Mesial temporal lobe seizures. Two unilateral nocturnal seizures were visible on the right foramen ovale electrode (FO R) in Patient 1. (A) The first seizure started during non-REM sleep 1 (N1) with paroxysmal fast activity on FO R (black star). Clinical arousal (dark shaded area) with transition to wakefulness (lighter shaded area). Ictal bradycardia (red arrow) was present. (B and C) Continuous ictal activity on FO R, evolving to more rhythmic spike-wave activity with bradycardia progressing to a cardiac pause of 5 s (pink arrow) with an abrupt end after 79 s (two black stars).

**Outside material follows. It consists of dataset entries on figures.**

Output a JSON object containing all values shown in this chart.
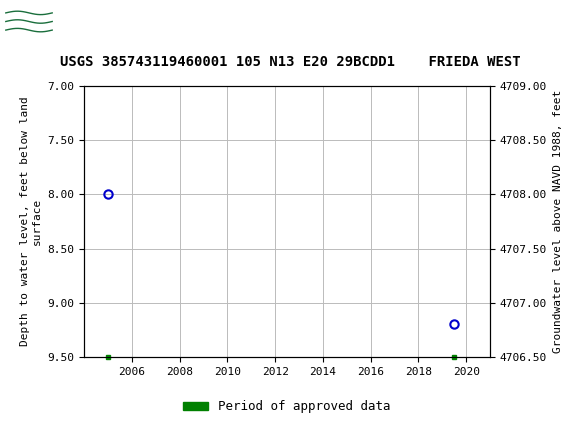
{
  "title": "USGS 385743119460001 105 N13 E20 29BCDD1    FRIEDA WEST",
  "ylabel_left": "Depth to water level, feet below land\nsurface",
  "ylabel_right": "Groundwater level above NAVD 1988, feet",
  "xlim_years": [
    2004,
    2021
  ],
  "ylim_left_top": 7.0,
  "ylim_left_bottom": 9.5,
  "ylim_right_top": 4709.0,
  "ylim_right_bottom": 4706.5,
  "yticks_left": [
    7.0,
    7.5,
    8.0,
    8.5,
    9.0,
    9.5
  ],
  "yticks_right": [
    4709.0,
    4708.5,
    4708.0,
    4707.5,
    4707.0,
    4706.5
  ],
  "ytick_right_labels": [
    "4709.00",
    "4708.50",
    "4708.00",
    "4707.50",
    "4707.00",
    "4706.50"
  ],
  "xticks": [
    2006,
    2008,
    2010,
    2012,
    2014,
    2016,
    2018,
    2020
  ],
  "data_points": [
    {
      "year": 2005.0,
      "depth": 8.0
    },
    {
      "year": 2019.5,
      "depth": 9.2
    }
  ],
  "green_marks": [
    {
      "year": 2005.0
    },
    {
      "year": 2019.5
    }
  ],
  "legend_label": "Period of approved data",
  "legend_color": "#008000",
  "header_bg": "#1a6e3c",
  "header_text_color": "#ffffff",
  "point_color": "#0000cc",
  "background_color": "#ffffff",
  "grid_color": "#bbbbbb",
  "font_family": "monospace",
  "title_fontsize": 10,
  "tick_fontsize": 8,
  "label_fontsize": 8
}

The second seizure started during wakefulness, 8 s after the first seizure ended (blue star), with paroxysmal fast activity evolving to a rhythmic spike-wave pattern and ending after 58 s (two blue stars). The second seizure had no clinical correlate. Scalp EEG did not reveal epileptic activity. Each panel represents continuous EEG epochs of 60 s. Bipolar montage. Filters at 0.53–30.0 Hz. Sensitivity 30 µV for FO electrodes, 70 µV for scalp EEG.

Figure 2

Lateralized periodic discharges (LPDs) on foramen ovale electrodes. (A) In Patient 1, LPDs on the right foramen ovale electrode (FO R) consisted of spikes, which occurred at ±1 Hz. (B) In Patient 2, LPDs on FO R consisted of spikes and polyspikes, which occurred at a fluctuating frequency of 1–2 Hz, with no evidence of evolution. Each panel represents a 10-s epoch. Filters at 0.53–30.0 Hz. In Patient 1, a bipolar montage with a sensitivity of 30 µV is shown; in Patient 2, a reference montage with a sensitivity of 100 µV is shown.

Figure 3

Brief potentially ictal rhythmic discharges (BIRDs) and lateralized rhythmic delta activity (LRDA) on foramen ovale electrodes. (A) BIRDs on right foramen ovale electrode (FO R) in Patient 5: two episodes of ±11 Hz, sharply contoured, high amplitude waves, lasting 2.5 and 1 s, respectively. (B) LRDA on FO R in Patient 5. Each panel represents a 10-s epoch. Bipolar montage in A, reference montage in B. Sensitivity at 150 µV, filters at 0.53–30.0 Hz.

Figure 4

Interictal epileptiform discharges (IEDs) on scalp EEG and foramen ovale electrodes. (A) In Patient 2, IEDs can be seen on the right foramen ovale electrode (FO R) without scalp EEG correlate. One IED on scalp left (L, arrow) without corresponding IED on FO electrodes. (B) In Patient 3, IEDs are abundant on the left FO electrode (FO L) with only one visible correlate on scalp EEG (arrow). Each panel represents a 15-s epoch. Reference montage. Sensitivity at 100 µV for FO electrodes, 70 µV for scalp EEG. Filters at 0.53–30.0 Hz.

Figure 5

¹⁸F-MK6240 orthogonal PET images through the mesial temporal cortex, overlaid on MR. All patterns are consistent with Alzheimer’s disease. The ¹⁸F-MK6240 binding in the mesial and lateral temporal lobe shows a lateralization to the epileptogenic hemisphere: right-sided for Patients 1, 2, 4 and 5; left-sided for Patient 3. SUVR = standardized uptake value ratio.